High mortality background (62%): any modest survival effect would be undetectable.
Interpretation and mechanistic context
Beyond neutral primary outcome and valid methodological critiques, the investigators emphasize less RRT with bicarbonate. That finding most likely reflects altered indications and timing for dialysis because acidosis is a principal reason; pharmacologic pH correction reduces crossing that threshold.
Mechanistically, bicarbonate is plausible when the problem is buffer deficit (uremic or hyperchloremic states), where replacement restores the extracellular buffer normally provided by functioning kidneys. Where acid overproduction dominates (i.e. isolated lactic acidosis), buffering does not address the cause.
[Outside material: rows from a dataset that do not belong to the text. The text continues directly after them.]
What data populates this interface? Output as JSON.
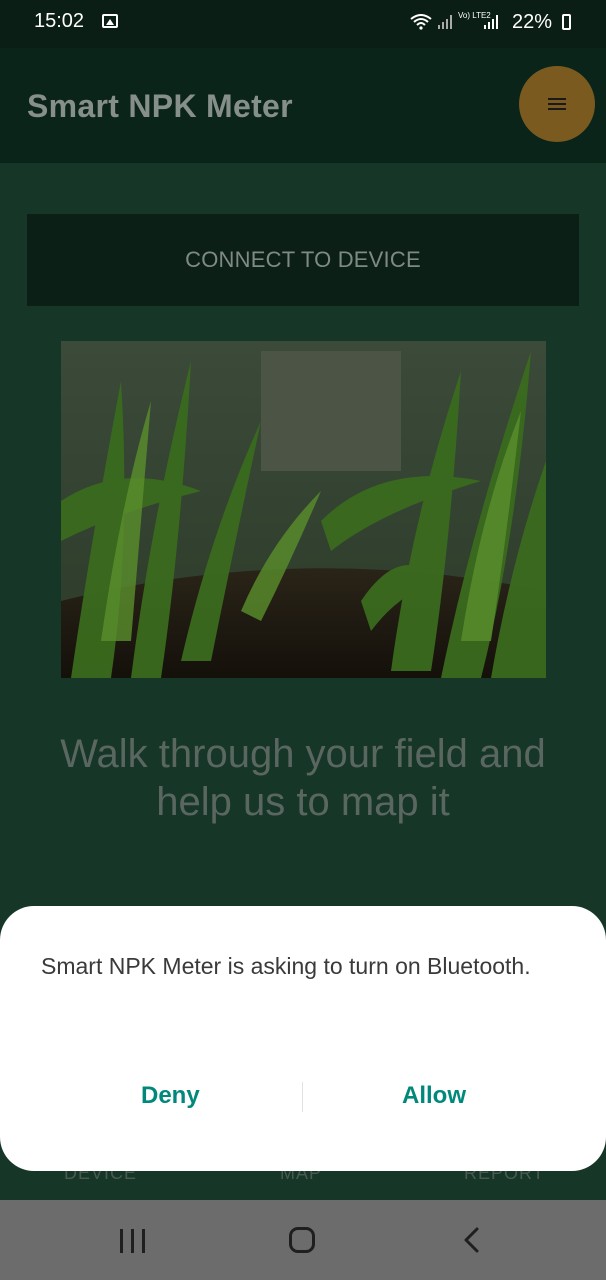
{
  "status_bar": {
    "time": "15:02",
    "volte": "Vo) LTE2",
    "battery": "22%"
  },
  "app_bar": {
    "title": "Smart NPK Meter"
  },
  "main": {
    "connect_button": "CONNECT TO DEVICE",
    "headline": "Walk through your field and help us to map it"
  },
  "bottom_nav": {
    "items": [
      "DEVICE",
      "MAP",
      "REPORT"
    ]
  },
  "dialog": {
    "message": "Smart NPK Meter is asking to turn on Bluetooth.",
    "deny": "Deny",
    "allow": "Allow"
  },
  "colors": {
    "dialog_accent": "#00897b",
    "fab": "#d89b2a",
    "scrim_bg": "#163627"
  },
  "icons": [
    "gallery-icon",
    "wifi-icon",
    "signal-icon",
    "battery-icon",
    "menu-icon",
    "recent-apps-icon",
    "home-icon",
    "back-icon"
  ]
}
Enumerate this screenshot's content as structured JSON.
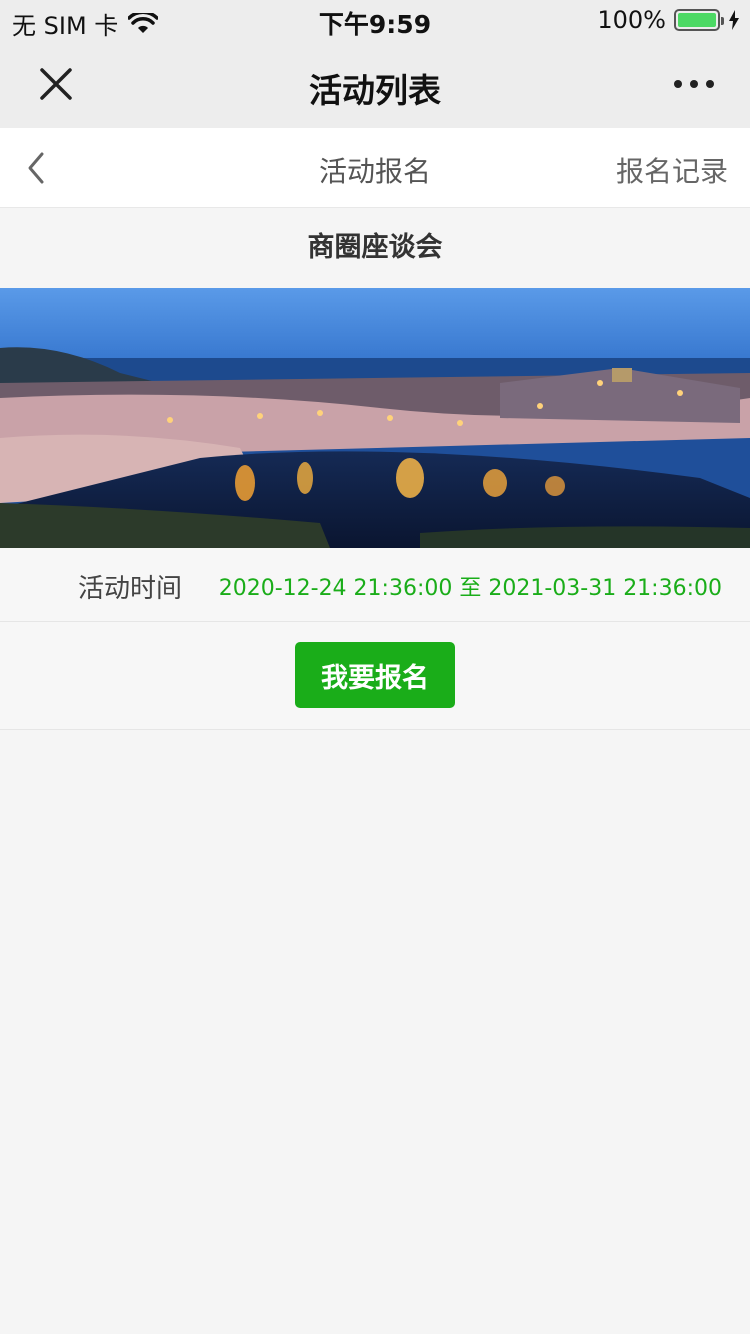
{
  "status_bar": {
    "carrier": "无 SIM 卡",
    "time": "下午9:59",
    "battery": "100%",
    "battery_level": 1.0
  },
  "nav": {
    "title": "活动列表",
    "close_icon": "close-icon",
    "more_icon": "more-icon"
  },
  "sub_header": {
    "title": "活动报名",
    "record_label": "报名记录",
    "back_icon": "chevron-left-icon"
  },
  "event": {
    "title": "商圈座谈会",
    "time_label": "活动时间",
    "time_value": "2020-12-24 21:36:00 至 2021-03-31 21:36:00",
    "signup_label": "我要报名"
  },
  "colors": {
    "accent": "#1aad19",
    "background": "#f5f5f5",
    "nav_background": "#ededed"
  }
}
Reassessing the magnitude of risk
Neuro-respiratory risks attributed to bicarbonate (paradoxical CSF acidosis through rapid CO2 diffusion across the blood-brain barrier, transient intracellular acidosis, and possible blood-flow effects) remain plausible but poorly sustained. (Eraky AM, J Clin Med. 2024) Evidence in adult critical care is inconsistent, largely extrapolated from small physiologic studies rather than outcome trials.
Recent comprehensive reviews converge on a pragmatic view: bicarbonate predictably alters blood chemistry (raising pH, PaCO2, high sodium, lowering potassium, and anion gap), but rarely translates these shifts into measurable hemodynamic or neurologic harm under controlled ventilation. (Yagi K, Crit Care, 2021) Beyond BICAR-ICU, randomized data remain sparse, leaving the debate suspended between physiology and empiricism.
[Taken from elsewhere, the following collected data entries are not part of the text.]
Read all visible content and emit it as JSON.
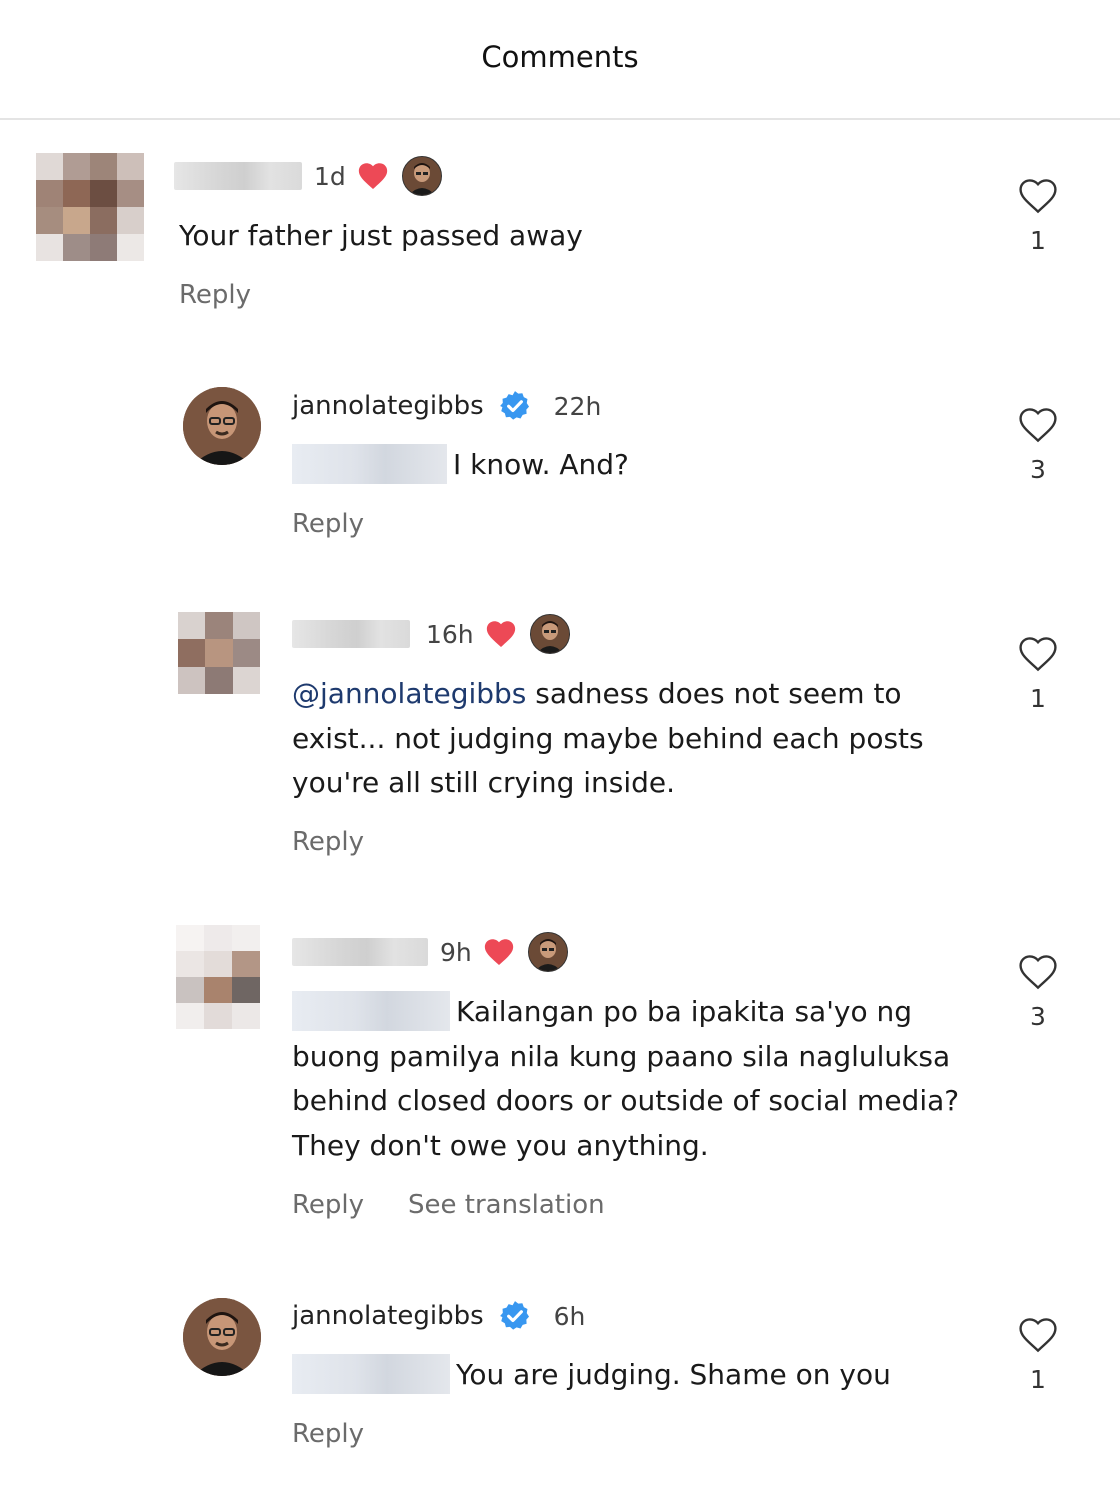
{
  "header": {
    "title": "Comments"
  },
  "comments": [
    {
      "time": "1d",
      "text": "Your father just passed away",
      "reply": "Reply",
      "likes": "1"
    },
    {
      "username": "jannolategibbs",
      "time": "22h",
      "text": "I know. And?",
      "reply": "Reply",
      "likes": "3"
    },
    {
      "time": "16h",
      "mention": "@jannolategibbs",
      "text": " sadness does not seem to exist... not judging maybe behind each posts you're all still crying inside.",
      "reply": "Reply",
      "likes": "1"
    },
    {
      "time": "9h",
      "text": "Kailangan po ba ipakita sa'yo ng buong pamilya nila kung paano sila nagluluksa behind closed doors or outside of social media? They don't owe you anything.",
      "reply": "Reply",
      "translate": "See translation",
      "likes": "3"
    },
    {
      "username": "jannolategibbs",
      "time": "6h",
      "text": "You are judging. Shame on you",
      "reply": "Reply",
      "likes": "1"
    }
  ],
  "colors": {
    "heart": "#ed4956",
    "verified": "#3897f0",
    "mention": "#1e3a6e"
  }
}
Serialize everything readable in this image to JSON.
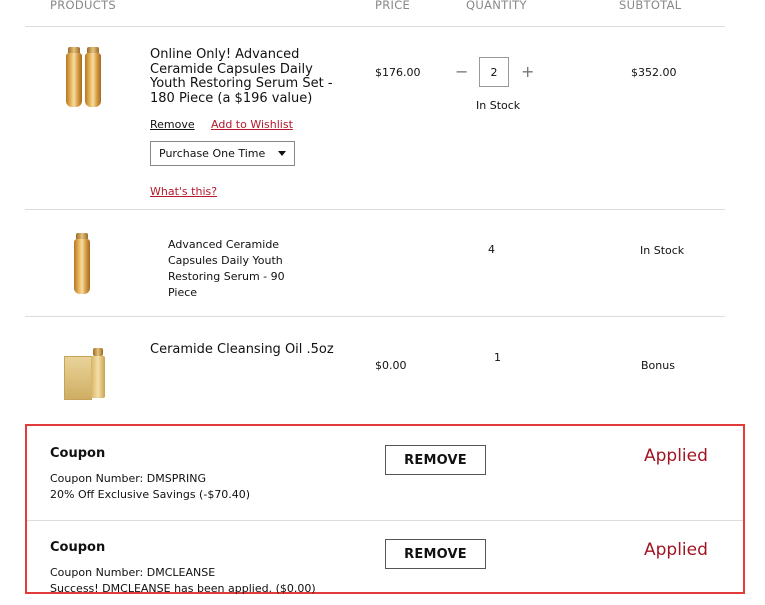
{
  "header": {
    "products": "PRODUCTS",
    "price": "PRICE",
    "quantity": "QUANTITY",
    "subtotal": "SUBTOTAL"
  },
  "items": [
    {
      "name": "Online Only! Advanced Ceramide Capsules Daily Youth Restoring Serum Set - 180 Piece (a $196 value)",
      "price": "$176.00",
      "quantity": "2",
      "stock": "In Stock",
      "subtotal": "$352.00",
      "remove_label": "Remove",
      "wishlist_label": "Add to Wishlist",
      "purchase_option": "Purchase One Time",
      "whats_this": "What's this?",
      "minus": "−",
      "plus": "+"
    },
    {
      "name": "Advanced Ceramide Capsules Daily Youth Restoring Serum - 90 Piece",
      "quantity": "4",
      "subtotal": "In Stock"
    },
    {
      "name": "Ceramide Cleansing Oil .5oz",
      "price": "$0.00",
      "quantity": "1",
      "subtotal": "Bonus"
    }
  ],
  "coupons": [
    {
      "title": "Coupon",
      "number": "Coupon Number: DMSPRING",
      "detail": "20% Off Exclusive Savings (-$70.40)",
      "button": "REMOVE",
      "status": "Applied"
    },
    {
      "title": "Coupon",
      "number": "Coupon Number: DMCLEANSE",
      "detail": "Success! DMCLEANSE has been applied. ($0.00)",
      "button": "REMOVE",
      "status": "Applied"
    }
  ],
  "colors": {
    "accent_red": "#a01522",
    "highlight_border": "#e33a3a",
    "link_red": "#b4182b"
  }
}
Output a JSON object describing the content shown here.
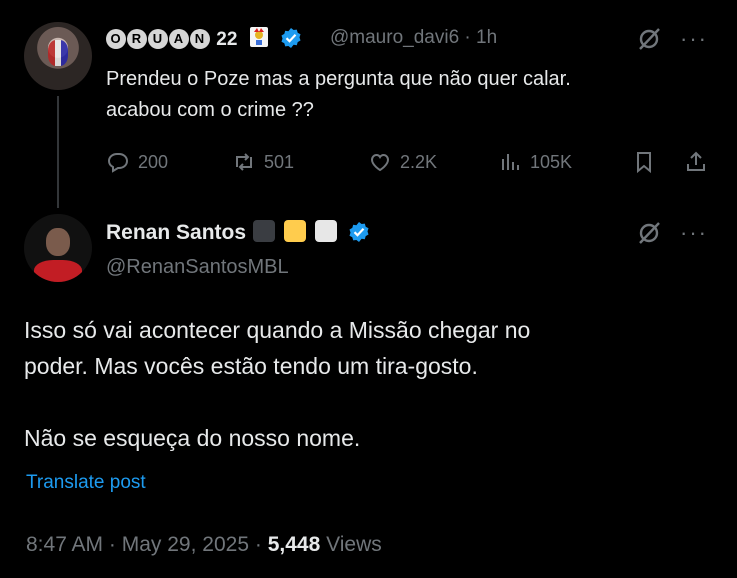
{
  "reply": {
    "display_name_suffix": "22",
    "name_circles": [
      "O",
      "R",
      "U",
      "A",
      "N"
    ],
    "handle": "@mauro_davi6",
    "time": "· 1h",
    "text_line1": "Prendeu o Poze mas a pergunta que não quer calar.",
    "text_line2": "acabou com o crime ??",
    "actions": {
      "replies": "200",
      "reposts": "501",
      "likes": "2.2K",
      "views": "105K"
    }
  },
  "main": {
    "display_name": "Renan Santos",
    "name_squares": [
      "#3a3d42",
      "#ffcc4d",
      "#e7e7e7"
    ],
    "handle": "@RenanSantosMBL",
    "text_line1": "Isso só vai acontecer quando a Missão chegar no",
    "text_line2": "poder. Mas vocês estão tendo um tira-gosto.",
    "text_line3": "Não se esqueça do nosso nome.",
    "translate_label": "Translate post",
    "time": "8:47 AM",
    "date": "May 29, 2025",
    "separator": "·",
    "views_count": "5,448",
    "views_label": "Views"
  },
  "colors": {
    "background": "#000000",
    "text": "#e7e9ea",
    "muted": "#71767b",
    "accent": "#1d9bf0"
  },
  "icons": [
    "grok-icon",
    "more-icon",
    "reply-icon",
    "repost-icon",
    "like-icon",
    "views-icon",
    "bookmark-icon",
    "share-icon",
    "verified-badge-icon"
  ]
}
The mirage of renal rescue
The BICAR-ICU2 story closes where the broader dialysis literature has already been circling: the tension between correcting numbers and changing outcomes. The lower rate of RRT in the bicarbonate arm mirrors AKIKI (Gaudry S, N Engl J Med, 2016), STARRT-AKI (STARRT-AKI Investigators, N Engl J Med, 2020| NephJC summary), and AKIKI-2 (Gaudry S, Lancet, 2021| NephJC), which taught that the timing of dialysis can be delayed safely, but not because physiology improves. Primarily, it is because of arbitrary, and often provider-specific, thresholds.
ELAINE stands as the outlier: a single-center pilot where early RRT seemed life-saving. (Zarbock A, JAMA, 2016| NephJC) Yet it's tightly controlled, homogenous cohort and universal dialysis exposure, making it more a proof of logistics. By contrast, AKIKI and AKIKI-2- large, pragmatic, French multicenter studies demonstrated that earlier initiation of RRT changes nothing about survival, and further postponement of dialysis remains largely safe. The endpoint shifts, not patients’ outcomes.